IndustriALL Women Philippines called for increased maternity protection at a press conference on 10 November.
The women’s network of IndustriALL Global Union in the Philippines, together with Annie Geron of Public Services International (PSI), which represents public service workers, called on the country’s lawmakers to give women’s protection the same level of attention they give to business, investments, technological advancement and education. They also called on lawmakers to urgently pass Senate Bill 215 or the “Expanded Maternity Leave Act of 2016,” authored by Senator Risa Hontiveros of the social democratic Akbayan party.
IndustriALL Women Philippines expressed concern that the Philippines social security law – which is more than 24 years old - does not follow the International Labor Organization (ILO) Convention 183 or the Maternity Convention signed by the Philippines in 2000.
“It is lamentable that our lawmakers have always struggled to pass laws and craft policies for world class efficiency and global competitiveness, despite challenges of budget limitation, broken structure and structural inequalities but leave behind women protection,” said Sion Binos, IndustriALL Women Philippines’ Chairperson.
Senator Hontiveros champions the campaign in the Senate. Confident that increased maternity leave will greatly reduce child mortality in the Philippines, she stressed, “the centre of this legislation is that women workers’ rights are human rights. We cannot be in the business of punishing women who give birth.”
“Both IndustriALL and PSI challenge the Senate to expedite hearing on SB 215,” added Binos and Geron. They said that this women-friendly legislation is long overdue.
IndustriALL presented a study conducted in four countries – Cambodia, Indonesia, Myanmar and Philippines - where the latter lagged behind other countries in Asia in terms of gender equality and maternity protection.

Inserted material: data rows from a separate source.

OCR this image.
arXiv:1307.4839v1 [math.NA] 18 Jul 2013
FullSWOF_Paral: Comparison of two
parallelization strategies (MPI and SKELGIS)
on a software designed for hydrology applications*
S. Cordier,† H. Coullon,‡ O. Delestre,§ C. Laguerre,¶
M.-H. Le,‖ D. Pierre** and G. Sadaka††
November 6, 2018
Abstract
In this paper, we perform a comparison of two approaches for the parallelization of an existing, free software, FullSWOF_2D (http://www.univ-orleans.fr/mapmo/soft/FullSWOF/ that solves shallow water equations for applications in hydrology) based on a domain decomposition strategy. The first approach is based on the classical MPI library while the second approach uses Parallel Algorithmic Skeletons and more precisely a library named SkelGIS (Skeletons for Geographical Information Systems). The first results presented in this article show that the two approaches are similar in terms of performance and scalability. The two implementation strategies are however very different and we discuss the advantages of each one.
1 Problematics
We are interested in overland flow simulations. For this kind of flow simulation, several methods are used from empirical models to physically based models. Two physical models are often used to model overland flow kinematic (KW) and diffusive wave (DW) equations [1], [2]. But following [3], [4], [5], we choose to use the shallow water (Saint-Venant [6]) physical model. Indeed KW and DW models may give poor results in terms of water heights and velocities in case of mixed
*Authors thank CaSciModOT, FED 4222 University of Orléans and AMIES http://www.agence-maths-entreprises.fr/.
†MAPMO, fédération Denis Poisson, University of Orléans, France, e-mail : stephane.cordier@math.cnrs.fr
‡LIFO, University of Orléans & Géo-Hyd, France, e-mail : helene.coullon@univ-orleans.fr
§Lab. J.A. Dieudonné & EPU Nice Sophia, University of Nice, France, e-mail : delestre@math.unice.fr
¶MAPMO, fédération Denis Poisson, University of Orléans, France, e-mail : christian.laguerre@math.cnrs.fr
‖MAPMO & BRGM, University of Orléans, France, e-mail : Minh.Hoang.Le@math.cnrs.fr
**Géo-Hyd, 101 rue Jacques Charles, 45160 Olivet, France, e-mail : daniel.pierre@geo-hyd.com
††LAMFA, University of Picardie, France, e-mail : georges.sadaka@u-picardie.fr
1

IndustriALL believes that increased maternity protection is good economics and is the best proof of corporate social responsibility. It enables women to carry out their role of bearing and nursing children while maintaining their productive roles as workers. Healthy women produce healthy babies, the future labour force, future taxpayers and the human race of the future. Combined with the existing reproductive health law, couples planning their families result in better child spacing.
“Studies show that mothers need 120 days to fully recover from giving birth, to breastfeed and to establish the routine for her newborn, and to make arrangements necessary for a smooth transition back to work,” said Binos.
IndustriALL and PSI Philippines appeal on employers to support this call and look at their maternity protection as an investment rather than additional expense.
Both global unions explained that if women are given enough rest to recover from pregnancy and childbirth, she will be more productive when she comes back to work. They also urge employers not to view women with children to take care as liability but rather as an inspiration to be more productive at work. A healthy and happy working mother does her best at work.